Want to avoid floundering on your USMLE? Here are six reasons students sometimes do, and how best to avoid these pitfalls:

1. Procrastination

We all have been there, but during boards studying, especially during dedicated study period, procrastination can be devastating. Each day during the dedicated study period should be a good 12 hours of studying, losing a whole day to procrastination, or even worse a whole week, is a ton of material that could be learned and enforced. Combating procrastination can be tough, but I find the best way is to take smaller breaks throughout the day, breaking up the material into more manageable chunks, and taking breaks to maintain your sanity.

2. Anxiety

Anxiety can be hard to recognize. Students who have testing anxiety traditionally will seem prepared before their exam, but then their score will not reflect their pretest level of readiness. To address anxiety having strong support systems and utilizing them is the best solution. One other trick is to approach each question as a new one during the exam, with no ramifications from performance on prior or future questions, as to not let the anxiety build.

3. Poor Organization

Not having a study plan and sticking to it can be disastrous. The key is sticking to the plan. Most medical students are decent at producing a plan, but as soon as the procrastination sets in then day by day the material builds up until it is overwhelming. My advice is to make a study plan that isn’t too ambitious, and if you fall behind to quickly alter your study plan to make up for lost time. Another remedy is to integrate “catch up” days in your study plan to account for the possibility of unforeseen events or lack of productivity.

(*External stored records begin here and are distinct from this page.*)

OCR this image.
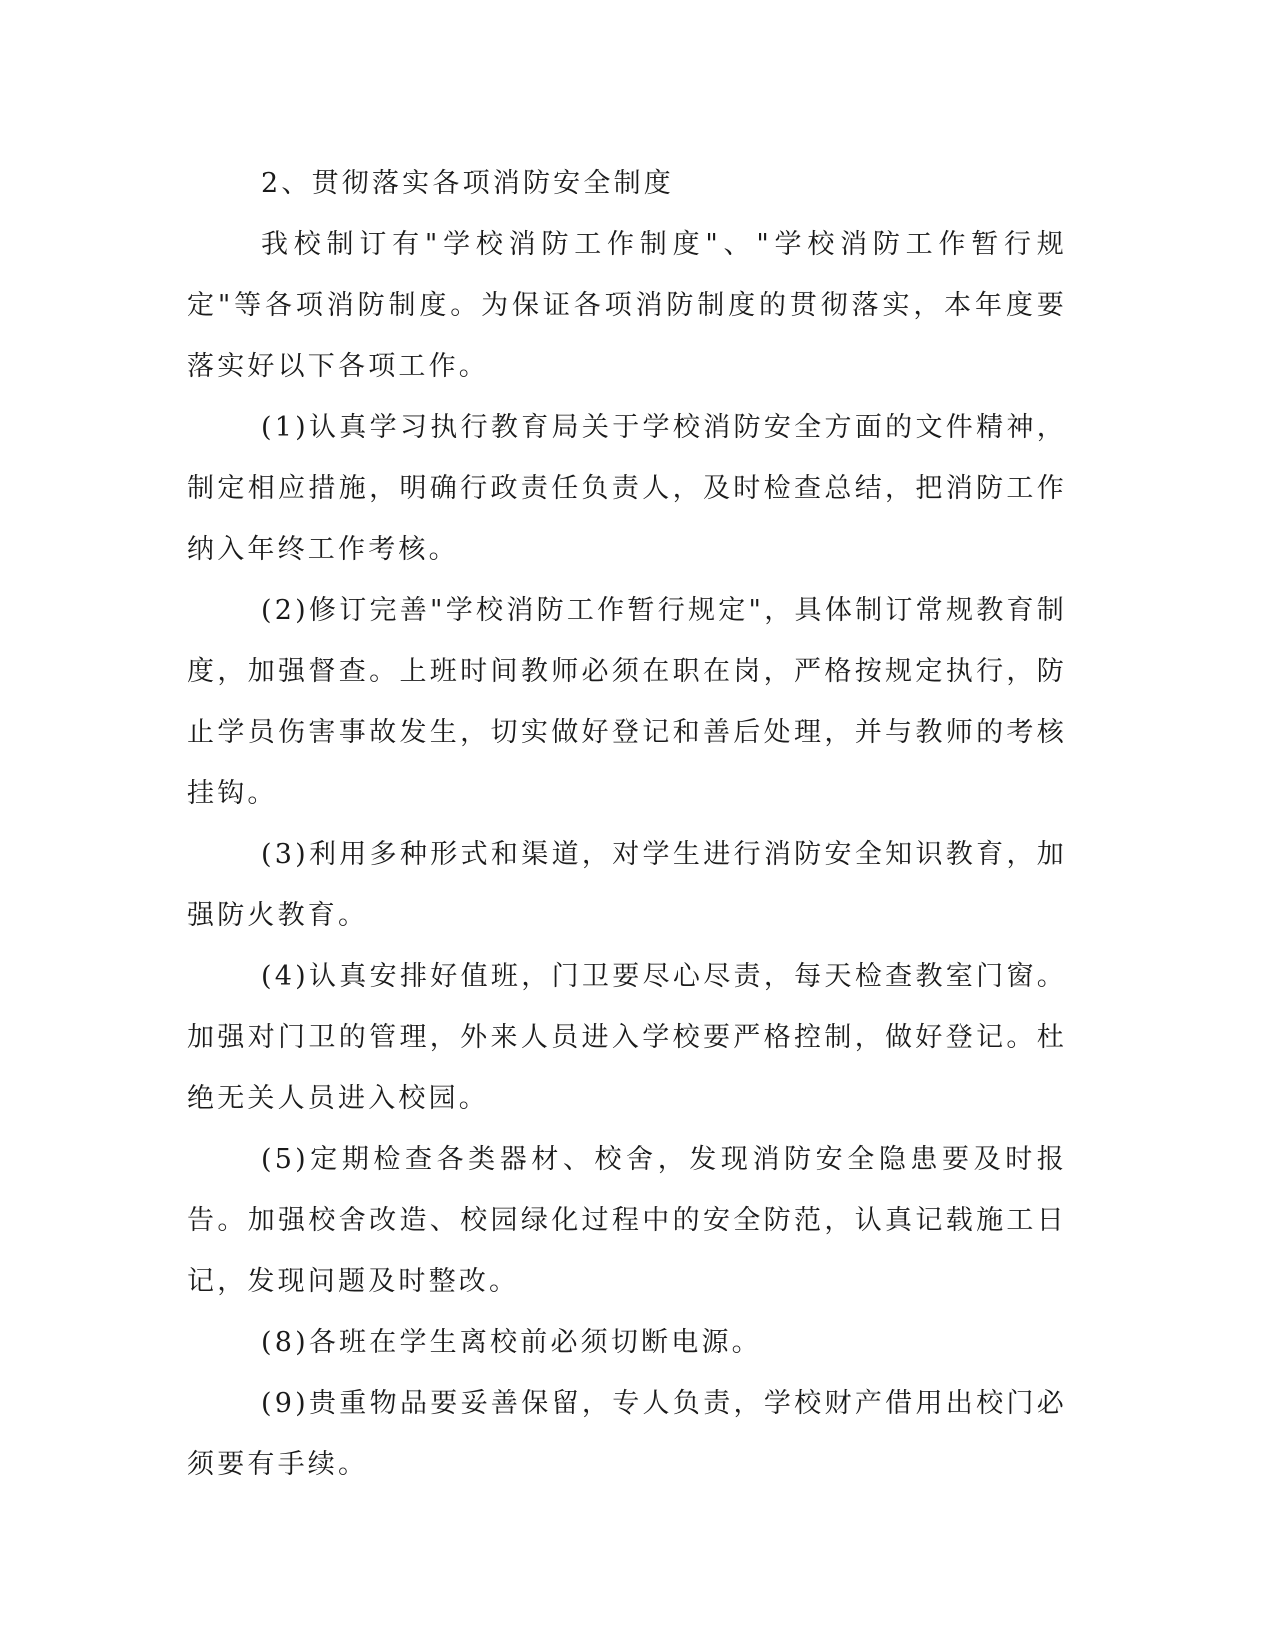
2、贯彻落实各项消防安全制度

我校制订有"学校消防工作制度"、"学校消防工作暂行规定"等各项消防制度。为保证各项消防制度的贯彻落实，本年度要落实好以下各项工作。

(1)认真学习执行教育局关于学校消防安全方面的文件精神，制定相应措施，明确行政责任负责人，及时检查总结，把消防工作纳入年终工作考核。

(2)修订完善"学校消防工作暂行规定"，具体制订常规教育制度，加强督查。上班时间教师必须在职在岗，严格按规定执行，防止学员伤害事故发生，切实做好登记和善后处理，并与教师的考核挂钩。

(3)利用多种形式和渠道，对学生进行消防安全知识教育，加强防火教育。

(4)认真安排好值班，门卫要尽心尽责，每天检查教室门窗。加强对门卫的管理，外来人员进入学校要严格控制，做好登记。杜绝无关人员进入校园。

(5)定期检查各类器材、校舍，发现消防安全隐患要及时报告。加强校舍改造、校园绿化过程中的安全防范，认真记载施工日记，发现问题及时整改。

(8)各班在学生离校前必须切断电源。

(9)贵重物品要妥善保留，专人负责，学校财产借用出校门必须要有手续。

4. Using the wrong resources

Great resources are key. Studying from the wrong materials can lead to studying non-high yield material or distractions from the best resources. Too many resources is just as bad as studying from the incorrect ones. Stick to just a few trusted resources and know them well.

5. Overconfidence

Going into an exam blindly without objectively knowing your level of preparedness is not a good idea. When it gets close to test day, take many practice tests to get a good sample size. Then be honest with yourself. Are you prepared enough that if you for some reason were in a funk on test day, you could still get to your target score? Do not be overconfident and assume your will perform at your best score or better on test day.

6. Burning Out

Studying for long periods of time ceaselessly takes a toll. Once burn out sets in studying becomes less effective, and scores go down. If it feel like you have hit a wall, studying isn’t producing results, and anxiety is through the roof, consider burnout. True burnout is alleviated best by a break from studying. A Few days off doing something else in this case is necessary and rejuvenating.